After tuberculosis, ‘cured’ individuals remain susceptible to disease, but not when cured with drugs plus DNA. This is the striking conclusion to be drawn from a study of DNA vaccination during chemotherapy of tuberculosis in mice described on pages 634–638 of this issue.1 The implications are profound, both for practical control measures and for understanding the immunology of persistent infection.

Tuberculosis is a global emergency.2, 3 Yet, about 90% of people who become infected with Mycobacterium tuberculosis do not develop disease, do not become infectious and their immune response sooner or later eliminates the infection. They are not the problem. Tuberculosis occurs in the remaining 10% in whom the immune response is insufficient. Even in these individuals, the immune response usually arrests the initial bacterial growth and dispersal through the body before the disease develops. Bacterial numbers decline, but a few bacteria persist in a semidormant, nonculturable form in multiple locations, often for months and years, before growth resumes at one or more sites, usually in the lung. Devastating immunity-driven disease, bacterial dissemination and transmission ensue.

Thus, individuals in whom the immune response has been suboptimal and has then become disastrous are the cause of the global emergency. These are the patients who currently have to be cured by antituberculosis drug chemotherapy and that is not easy in practice.

Chemotherapy has to be prolonged, for a minimum of 6–9 months with the currently available drug combinations, because of the persistence of the semidormant bacteria that are consequentially rather refractory to the drugs. In general, this period is too long and fully effective treatment is difficult to achieve in most of the regions and countries where tuberculosis is a major problem, so that relapse of ‘cured’ patients and an associated emergence of drug resistance are common. If treatment could be shortened, the benefit could be enormous. Adding on immunotherapy could be one way.

The study by Ha et al draws on growing evidence that DNA vaccination after infection can enhance protective immunity beyond the levels that BCG – the common vaccine for TB – or M. tuberculosis itself elicits, at least in mice. As they and others have shown, giving a DNA vaccine expressing one or two mycobacterial antigens during chemotherapy can eliminate the nonculturable bacteria that would otherwise reactivate and cause relapse. A vaccine or a derivative immunotherapeutic agent that does this in man might well be achievable and a good case can be made for early evaluation of even the existing prototype DNA vaccines as adjuncts to chemotherapy.

However, the study of Ha et al goes well beyond the impact on an established infection; the mice acquired long-lasting enhanced immunity to reinfection too. If this can be extrapolated to man, it means that cured patients would remain cured, against both reactivation and reinfection. Mixing the vaccine DNA with empty plasmid DNA showed that the effect was only partly dependent on antigen expression from the vaccine; clearly, the plasmid DNA backbone of the vaccine itself can modulate the ongoing immune response to the antigens that are being released from the dying bacteria into a more protective form. This effect might have been further enhanced when the plasmid did produce antigen, but only when the expression exceeded some threshold.

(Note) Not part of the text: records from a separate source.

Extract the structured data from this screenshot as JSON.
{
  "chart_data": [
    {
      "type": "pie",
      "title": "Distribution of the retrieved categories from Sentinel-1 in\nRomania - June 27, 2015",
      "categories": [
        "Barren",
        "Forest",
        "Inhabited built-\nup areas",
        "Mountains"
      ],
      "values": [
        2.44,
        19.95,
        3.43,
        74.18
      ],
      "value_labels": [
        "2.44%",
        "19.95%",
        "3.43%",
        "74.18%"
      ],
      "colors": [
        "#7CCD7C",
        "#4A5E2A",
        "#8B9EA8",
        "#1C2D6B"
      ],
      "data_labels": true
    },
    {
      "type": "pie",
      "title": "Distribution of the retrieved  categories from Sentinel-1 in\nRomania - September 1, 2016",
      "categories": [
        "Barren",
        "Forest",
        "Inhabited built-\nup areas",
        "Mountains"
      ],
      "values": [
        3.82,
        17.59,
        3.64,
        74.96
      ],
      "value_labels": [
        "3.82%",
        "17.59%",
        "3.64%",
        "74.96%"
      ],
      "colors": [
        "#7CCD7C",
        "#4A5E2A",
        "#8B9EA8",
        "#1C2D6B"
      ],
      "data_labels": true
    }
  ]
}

The described vaccine construction is novel in incorporating adenovirus tripartite leader sequence and herpes simplex virus glycoprotein signal sequence to enhance expression. This might help to explain the striking vaccine efficacy that was obtained, in contrast to the mixed results that others report. Nevertheless, a mixture of 50% vaccine DNA and 50% empty plasmid was no better than empty plasmid alone, implying that antigen production might still be close to the threshold. One wonders how much further manipulation of the vaccine to increase antigen production, processing and presentation could further enhance immunity. New ways of doing this are continually being devised.4, 5

The limited immunological analysis in this study does not begin to indicate how DNA vaccines cause the stable step-change in immunity. However, they do add to the growing evidence that increases in antigen-specific T-cell production of interferon-γ are not sufficient and might even be unnecessary;6 increased protection against reinfection did not correlate with increased frequency of those cells. Something else, perhaps the regulation of cytotoxic and bactericidal lymphocytes,7, 8 must have changed.

The implications of these findings extend to the development of prophylactic vaccines to replace BCG.9 Such a replacement is sorely needed. To be superior to BCG, a replacement vaccine will have to raise immunity that extra step, beyond where BCG and natural infection reach. By succeeding in the therapeutic context and even protecting against reinfection, DNA vaccines will have demonstrated that they can do this and provide a valuable lead.